An elegantly dressed little old lady, sharing a snug corner of Cathay Pacific’s Business Class lounge, gave her the oddest look. She was eighty if she were a day. Fishing the insane object out of her handbag, Jane smiled and was granted a gracious. smile in exchange. The elegantly dressed-one moved to the centre of the lounge, as if to say, “You’ll never catch me using one of those newfangled gizmos,” or was her behaviour merely an example of old-fashioned courtesy?
“Jane McLean.”
If that don’t beat all, she thought. No longer fuming or anxious, she was now decidedly miffed. She said “Hello Greg,” in a monotone.
“It’s only for six months and the money is fantastic. Besides, it can’t be helped,” Greg said. It’s too good an opportunity to miss. It’s not as though we won’t see each other. I’ll turn up when you least expect it.”
Greg was allowing that all too familiar whine into his voice again. It somehow crept in whenever he didn’t get his own way instantly. The slightest hint of whine was enough to give her second thoughts.
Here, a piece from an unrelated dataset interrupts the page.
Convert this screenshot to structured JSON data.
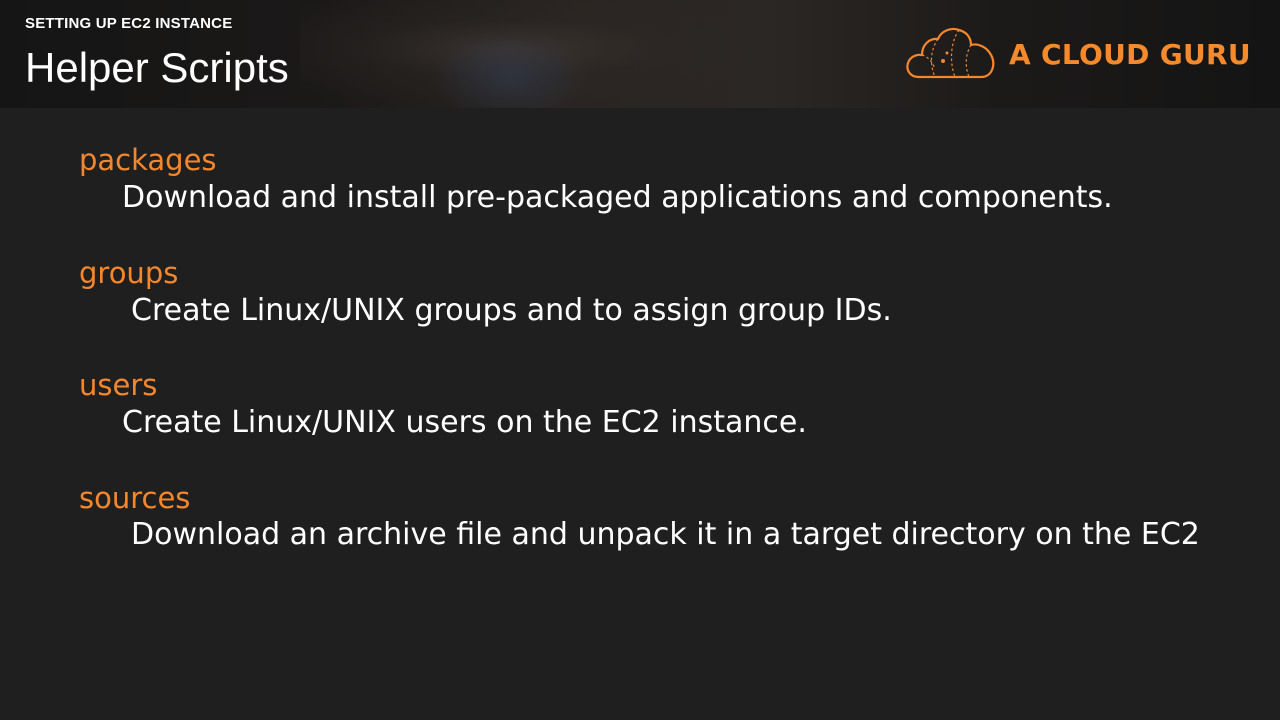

It wasn’t so much a whine as a wheedle. A single touch of it on her eardrum and his macho image vanished only to be replaced with one of a sloppily dressed Clark Kent. She felt like asking him if he’d like a bit of cheese to go with it, perhaps a Camembert or a Brie.
“What do you mean, it’s too good an opportunity to miss?”
“It just is,” he said. “I can’t talk now. This is no longer a secure line.”
“You’re going for six months?” Her tone changed from mono to incredulous. “To Iraq?”
Jane wanted to scream at him. She wanted to rip his throat out. She wanted to cry on his shoulder and feel the flex in his biceps as he wrapped his arms around her.
“It’ll be over before you know it.”
“We’ll be over before you know it,” she said softly and was about to click off.
“You can’t mean that, Baby.”
“See you when you get back. Don’t forget to write.”
“Ciao for now, Baby,” he said. “I’m likely to turn up when you least expect it.”
Good grief it annoyed her when he called her that. She was about to place her cell phone in her bag when she remembered to apologize to the man who was quietly reading in the easy chair deserted by the little old lady. She couldn’t help but notice what he was reading. He hardly looked the type. He was conservatively dressed, had a medium tan and was fairly blond. She wondered where he had learned Arabic not that it was any of her business or would ever likely become so. It was just an idea on her part, something to take her mind off Greg and his latest shenanigans.